Every car accident happens because one driver did not exercise enough duty of care. In this case, the negligent driver will be responsible for the events, meaning they could get sued. Suing is a good move, yet it is not recommended at all times. For instance, suing is unnecessary if no one was hurt during the accident. Instead, a settlement comes in handy. Here is a breakdown of what you need to know before suing after an auto accident.
When To Sue After an Auto Accident
You can sue an at-fault driver after proving liability. This will happen if you sustain significant injuries from an auto accident. Typically, you’ll need to involve a car accident lawyer to help prove liability. This attorney will also ensure that you have all the evidence to support your claim. This way, you can be sure of a more seamless process in the long run.
Various documents suffice during this lawsuit. Often, the court requires you to present accurate police reports, unbiased witness testimony, and photographs. You could also send in unedited video evidence. These elements will help the judge ascertain liability, guaranteeing you a fair trial in the long run.
Different states dictate when you can sue an at-fault driver. This period lies between one and six years, depending on the state where the accident happened. For this reason, it would be best to sue the liable driver, employer, or car manufacturing company as soon as you leave the hospital. This way, you can avoid complications with the compensating insurance company.
Grounds to Meet When Filing an Injury Claim
Determining whether your case will stand the test is a seamless process. You will focus on three main aspects during this time, including the following. It would be best to file an injury claim if the accident caused severe injuries and death to a family member. Severe injuries and fatalities will often make the case considerably complex, meaning that you will need help from a qualified attorney. Remember, such a case could involve multiple parties, making the whole process daunting. Relying on professional help will help ease the burden.
Suppose these injuries affect your quality of life. In this case, it would be best to sue. The impact on your life could be mental, physical, or financial. An excellent attorney will help you understand the effect and the necessary compensation you should get. For instance, some injuries could deny you the ability to play your favorite sport. This, in itself, has a significant impact on your life’s quality.
You could also file a claim if the injuries caused prevent you from working. This move will help get compensation for various aspects, including loss of income, temporary disability, and loss of the ability to work.
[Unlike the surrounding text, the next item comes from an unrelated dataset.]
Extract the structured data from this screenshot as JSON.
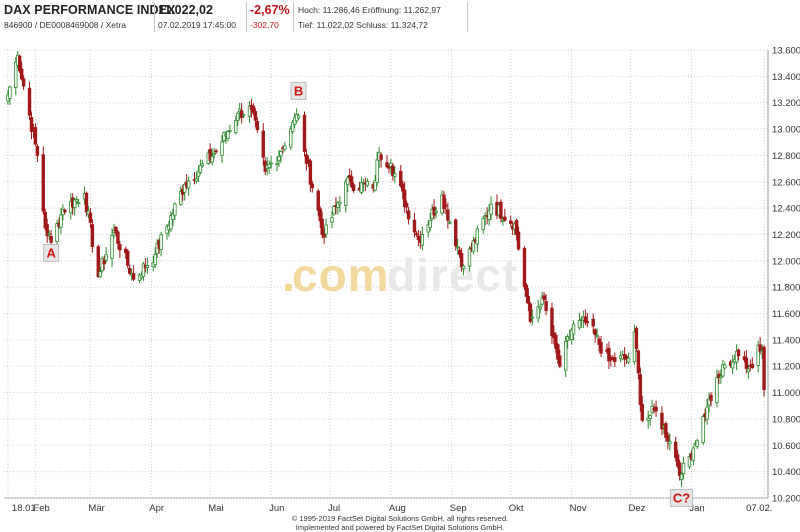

A lawyer will help determine the value of each injury, including your future medical expenses and financial losses.
Can You Settle Instead of Suing?
Settling is the most common option after an auto accident. This choice suffices if the insurance company is willing to engage you and so quickly. It allows you to negotiate for the best deal, covering all your expenses and future financial losses.
However, you can only accept a settlement offer if the compensation value is close to the losses you made or will make. For instance, suppose your losses amount to about $45000, and the insurance is willing to offer over $45000. In this case, the settlement offer would be an excellent deal.
In conclusion, using an insurance company should not be your first move. Instead, invite it to the negotiation table and try to strike a settlement deal. Feel free to file a claim if this process fails.